И он «подъявился». И снова в голосе Алевтины Ивановны были те же ужимочки. Хотелось выбежать в коридор, оттолкнуть Алевтину Ивановну. Увести Владимира к себе. Но в ту же минуту представилось, как соседка поутру разносит по поселку смачную сплетню. Дойдет до Саши...

Даша по собственному опыту знает силу пословицы «Клевета — как сажа: не обожжет, так замарает». И она сидела в комнате и невольно слушала разговоры. В голосе Владимира не было давешнего кокетства.

— Надеюсь, комната ее не на замке? Разрешите, может быть, взглянуть?

Тут Даша и сделала глупость, как это бывало и раньше с нею, когда она растеряется. Ну кто ее просил вмешиваться? Кто ее толкнул, прежде чем Алевтина Ивановна собралась с ответом, самой распахнуть дверь и встать на пороге? Кого она хотела удивить? Но дело было сделано. Владимир остолбенел.

— Нельзя вам в комнату, Владимир Петрович! Прошу вас уйти... Не беспокойте людей по пустякам...

Вот так. Эффектно?

Вслед за тем Даша захлопнула дверь. Задохнувшимся голосом Владимир крикнул: «Дарюш!»

Когда-то для нее музыкой звучало это «Дарюш». Цену ему знали только они двое. Теперь, хлопнув дверью, Даша разорвала «Дарюш» надвое: «Дар...» — громкое и ясное — унесла в комнату, а «юш» — глухое и тревожное — осталось у него, за дверью.

Она щелкнула ключом в замке и села к своей одинокой кровати на табуретку.
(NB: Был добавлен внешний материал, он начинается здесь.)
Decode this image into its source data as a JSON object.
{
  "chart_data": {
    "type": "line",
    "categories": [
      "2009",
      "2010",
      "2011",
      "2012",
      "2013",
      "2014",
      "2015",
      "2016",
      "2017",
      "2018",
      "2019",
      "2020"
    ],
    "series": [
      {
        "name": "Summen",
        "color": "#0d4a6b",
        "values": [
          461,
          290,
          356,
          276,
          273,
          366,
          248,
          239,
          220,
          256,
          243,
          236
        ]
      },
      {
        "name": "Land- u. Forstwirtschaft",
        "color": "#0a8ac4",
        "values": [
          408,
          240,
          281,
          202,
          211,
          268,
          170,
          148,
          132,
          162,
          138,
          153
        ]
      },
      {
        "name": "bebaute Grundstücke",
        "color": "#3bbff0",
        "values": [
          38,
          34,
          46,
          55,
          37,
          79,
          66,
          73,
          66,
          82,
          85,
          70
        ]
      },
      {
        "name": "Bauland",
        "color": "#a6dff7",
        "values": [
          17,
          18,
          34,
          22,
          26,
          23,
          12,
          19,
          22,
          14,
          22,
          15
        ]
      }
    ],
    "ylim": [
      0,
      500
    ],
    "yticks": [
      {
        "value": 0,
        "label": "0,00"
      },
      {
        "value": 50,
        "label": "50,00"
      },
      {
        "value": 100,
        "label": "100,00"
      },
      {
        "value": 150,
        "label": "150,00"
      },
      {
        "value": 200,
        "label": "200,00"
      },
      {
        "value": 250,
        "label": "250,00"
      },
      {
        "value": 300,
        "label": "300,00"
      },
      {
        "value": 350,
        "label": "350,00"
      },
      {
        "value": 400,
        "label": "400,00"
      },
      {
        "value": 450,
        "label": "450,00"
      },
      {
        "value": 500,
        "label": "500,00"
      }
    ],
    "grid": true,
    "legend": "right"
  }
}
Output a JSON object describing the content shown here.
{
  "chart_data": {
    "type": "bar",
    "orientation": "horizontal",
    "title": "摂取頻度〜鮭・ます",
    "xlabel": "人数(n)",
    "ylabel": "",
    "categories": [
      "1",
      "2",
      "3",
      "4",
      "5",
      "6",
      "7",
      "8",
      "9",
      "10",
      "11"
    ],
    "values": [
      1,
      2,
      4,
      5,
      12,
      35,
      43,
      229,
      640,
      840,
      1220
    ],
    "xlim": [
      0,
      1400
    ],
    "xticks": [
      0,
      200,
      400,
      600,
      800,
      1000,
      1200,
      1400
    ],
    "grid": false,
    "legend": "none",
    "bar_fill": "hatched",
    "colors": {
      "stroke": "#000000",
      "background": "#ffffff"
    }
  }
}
Тут она и сидит без движения с той самой минуты.

Он тоже сидит против ее окна, на берегу Вайнушки. Часто курит. Или, вдруг вскочив, ходит по-над рекой, то снимая, то надевая шляпу.

По бурной воде лесной речушки стихийно — молем— плывут бревна. Плывут так густо, что вода только кое-где пробивается тусклым окошечком. И кажется, что это не бревна несет по реке, а застывшие в дремоте ели и сосны неудержимо движутся по другому берегу. А человек этот, на фоне желтовато-коричневой от бревен реки и зеленого леса за ней, так одинок в глухой таежной замяти, так непонятен в своем черном костюме и мягкой шляпе...

И не поймет Даша, жалко ли ей этого человека, или жалко только прошлого, или то и другое вместе.

Может, все это снится ей, встает в памяти, чтобы предостеречь? Саша, кажется, скоро станет совсем родным, и тогда судьба ее опять сделает крутой поворот.

Владимир все не уходит. Чужой и ненужный в этом белесом мягком свете июньской ночи, он сидит, ходит, маячит под окном.

Вот он снова сел, закурил. Дымок папиросы вьется около полей шляпы. И Даша мысленно видит прищур его глаз, «коричневых в крапинку», как шутила она бывало.

Конечно же, Владимир чувствует себя обиженным. И поэтому — она знает — глаза его затенены печалью: обижен-то он, по его мнению, несправедливо. Как же! Оскорблены его самые лучшие чувства.

Вьется дымок, вьется. Владимир разметает его рукой. Отгоняет дым и комаров.